Czech ethnographer and writer

Marie Šindelářová (birth name Marie Holubková; 26 April 1892 – 4 October 1966), also known by her pseudonym Ludmila Hořká, was a Czech ethnographer, writer and poet. Šindelářová was known for using folk phrases and a Lach dialect in her work.

== Early life and adulthood ==
Marie Holubková was born in Dvořisko, Silesia, Austria-Hungary (today part of Kravaře), to the family of an innkeeper Benjamin Holubek and Johanna, née Heidrová. Her mother died soon in 1903, living with her aunt after her father remarried. Holubková obtained a primary education from a German school in Kravaře and a Czech school in Štítina. She also received lessons from nuns in Kravaře, which were intended to prepare girls for motherhood and being a housewife.
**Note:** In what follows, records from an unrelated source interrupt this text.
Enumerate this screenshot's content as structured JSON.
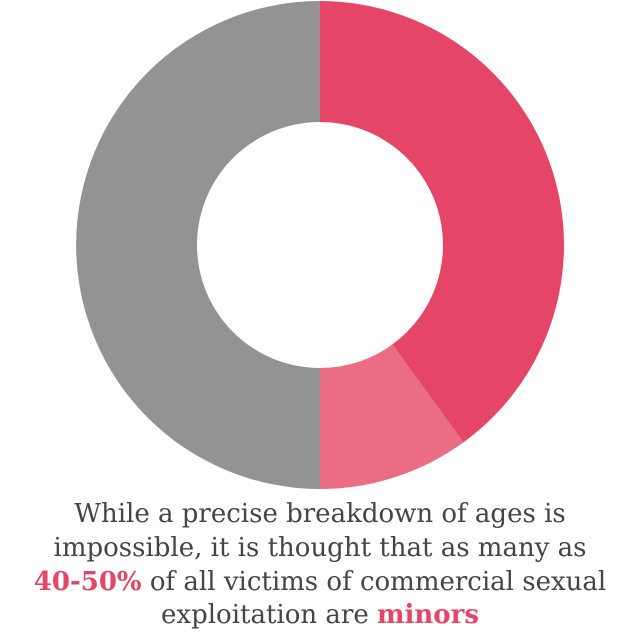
{
  "chart_data": {
    "type": "pie",
    "values": [
      40,
      10,
      50
    ],
    "colors": [
      "#e54566",
      "#ea6d83",
      "#939393"
    ],
    "caption": [
      [
        {
          "text": "While a precise breakdown of ages is",
          "highlight": false
        }
      ],
      [
        {
          "text": "impossible, it is thought that as many as",
          "highlight": false
        }
      ],
      [
        {
          "text": "40-50%",
          "highlight": true
        },
        {
          "text": " of all victims of commercial sexual",
          "highlight": false
        }
      ],
      [
        {
          "text": "exploitation are ",
          "highlight": false
        },
        {
          "text": "minors",
          "highlight": true
        }
      ]
    ]
  }
}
After her father's death, Holubková ran his inn. Holubková married Vincenc Šumník, but was widowed due to World War I. She had a son and a daughter–her third child died upon the birth. She married František Šindelář in 1919, later having three sons and five daughters together.

== Career ==
Šindelářová joined the ethnographic association Sedlišťané in Kravaře in 1920, later becoming head of the branch. In 1925, Šindelářová began publishing lyrical poems in Czech and the Lach dialect. She founded and led an offshoot of Sedlišťané – an ethnographic association. Šindelářová promoted the culture of the Hlučín Region with Joža Vochala, participating in meetings with the president of Czechoslovakia.

In 1937, Šindelářová presented Hlučín folklore in Prague. She was provided asylum by Petr Bezruč during the Nazi occupation of Hlučín, creating a dance ensemble during her time in asylum. The Gestapo eventually arrested Šindelářová for her activities during First Czechoslovak Republic when she returned to Dvořisko. The Gestapo briefly imprisoned Šindelářová in Opava, distroying some of her manuscripts in a raid on her home. Šindelářová returned to her Šindelářová after the end of World War II.

Šindelářová began writing under the pseudonym Ludmila Hořká, using folk phrases and a Lach dialect in her work. Šindelářová published her autobiographical novel, Doma ('At Home'), in 1943, which depicted her life on the border of Austria-Hungary and German Empire until World War I started. Šindelářová died on 4 October 1966, in a hospital in Opava.